Ich bekomme schreckliche Nachrichten aus der Pfarrei "Heilige Familie" aus Gaza. Dort sind vier Häuser von christlichen Familien zerstört worden. Die Christen leiden jeweils mit der Mehrheitsgesellschaft, ohne irgendwo Leid zu verursachen. Der Krieg, der mit diesem beispiellosen Gewaltausbruch der Hamas begonnen hat, hat keinen christlichen Akteur.
Was kann die Rolle der Christen sein?

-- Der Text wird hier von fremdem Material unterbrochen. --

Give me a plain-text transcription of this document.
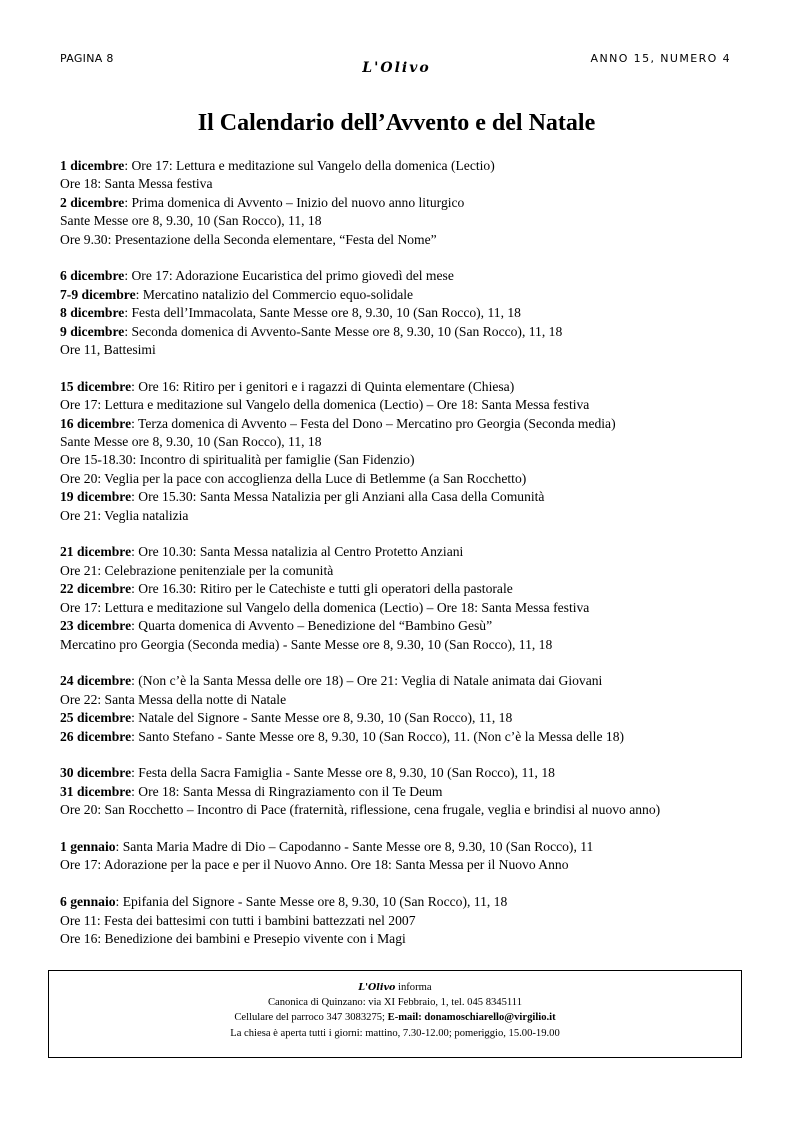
PAGINA 8
L'Olivo
ANNO 15, NUMERO 4
Il Calendario dell’Avvento e del Natale
1 dicembre: Ore 17: Lettura e meditazione sul Vangelo della domenica (Lectio)
Ore 18: Santa Messa festiva
2 dicembre: Prima domenica di Avvento – Inizio del nuovo anno liturgico
Sante Messe ore 8, 9.30, 10 (San Rocco), 11, 18
Ore 9.30: Presentazione della Seconda elementare, “Festa del Nome”
6 dicembre: Ore 17: Adorazione Eucaristica del primo giovedì del mese
7-9 dicembre: Mercatino natalizio del Commercio equo-solidale
8 dicembre: Festa dell’Immacolata, Sante Messe ore 8, 9.30, 10 (San Rocco), 11, 18
9 dicembre: Seconda domenica di Avvento-Sante Messe ore 8, 9.30, 10 (San Rocco), 11, 18
Ore 11, Battesimi
15 dicembre: Ore 16: Ritiro per i genitori e i ragazzi di Quinta elementare (Chiesa)
Ore 17: Lettura e meditazione sul Vangelo della domenica (Lectio) – Ore 18: Santa Messa festiva
16 dicembre: Terza domenica di Avvento – Festa del Dono – Mercatino pro Georgia (Seconda media)
Sante Messe ore 8, 9.30, 10 (San Rocco), 11, 18
Ore 15-18.30: Incontro di spiritualità per famiglie (San Fidenzio)
Ore 20: Veglia per la pace con accoglienza della Luce di Betlemme (a San Rocchetto)
19 dicembre: Ore 15.30: Santa Messa Natalizia per gli Anziani alla Casa della Comunità
Ore 21: Veglia natalizia
21 dicembre: Ore 10.30: Santa Messa natalizia al Centro Protetto Anziani
Ore 21: Celebrazione penitenziale per la comunità
22 dicembre: Ore 16.30: Ritiro per le Catechiste e tutti gli operatori della pastorale
Ore 17: Lettura e meditazione sul Vangelo della domenica (Lectio) – Ore 18: Santa Messa festiva
23 dicembre: Quarta domenica di Avvento – Benedizione del “Bambino Gesù”
Mercatino pro Georgia (Seconda media) - Sante Messe ore 8, 9.30, 10 (San Rocco), 11, 18
24 dicembre: (Non c’è la Santa Messa delle ore 18) – Ore 21: Veglia di Natale animata dai Giovani
Ore 22: Santa Messa della notte di Natale
25 dicembre: Natale del Signore - Sante Messe ore 8, 9.30, 10 (San Rocco), 11, 18
26 dicembre: Santo Stefano - Sante Messe ore 8, 9.30, 10 (San Rocco), 11. (Non c’è la Messa delle 18)
30 dicembre: Festa della Sacra Famiglia - Sante Messe ore 8, 9.30, 10 (San Rocco), 11, 18
31 dicembre: Ore 18: Santa Messa di Ringraziamento con il Te Deum
Ore 20: San Rocchetto – Incontro di Pace (fraternità, riflessione, cena frugale, veglia e brindisi al nuovo anno)
1 gennaio: Santa Maria Madre di Dio – Capodanno - Sante Messe ore 8, 9.30, 10 (San Rocco), 11
Ore 17: Adorazione per la pace e per il Nuovo Anno. Ore 18: Santa Messa per il Nuovo Anno
6 gennaio: Epifania del Signore - Sante Messe ore 8, 9.30, 10 (San Rocco), 11, 18
Ore 11: Festa dei battesimi con tutti i bambini battezzati nel 2007
Ore 16: Benedizione dei bambini e Presepio vivente con i Magi
L'Olivo informa
Canonica di Quinzano: via XI Febbraio, 1, tel. 045 8345111
Cellulare del parroco 347 3083275; E-mail: donamoschiarello@virgilio.it
La chiesa è aperta tutti i giorni: mattino, 7.30-12.00; pomeriggio, 15.00-19.00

Da kann man jetzt einfach nur sagen: da sein, beten und mit weitem Herzen für die Menschen da zu sein, egal ob für Juden, Christen, Muslime. Auf Versöhnung hinzuarbeiten, Frieden. Das Land kriegt gerade neue Wunden geschlagen, neue Traumatisierungen, neues Leid.
Mir persönlich gibt das Psalmengebet Halt, dieses kraftvolle Gebet, dass diese Erfahrungen vor Gott trägt. Und so kann ich das hier aushalten.
Das Interview führte Jan Hendrik Stens.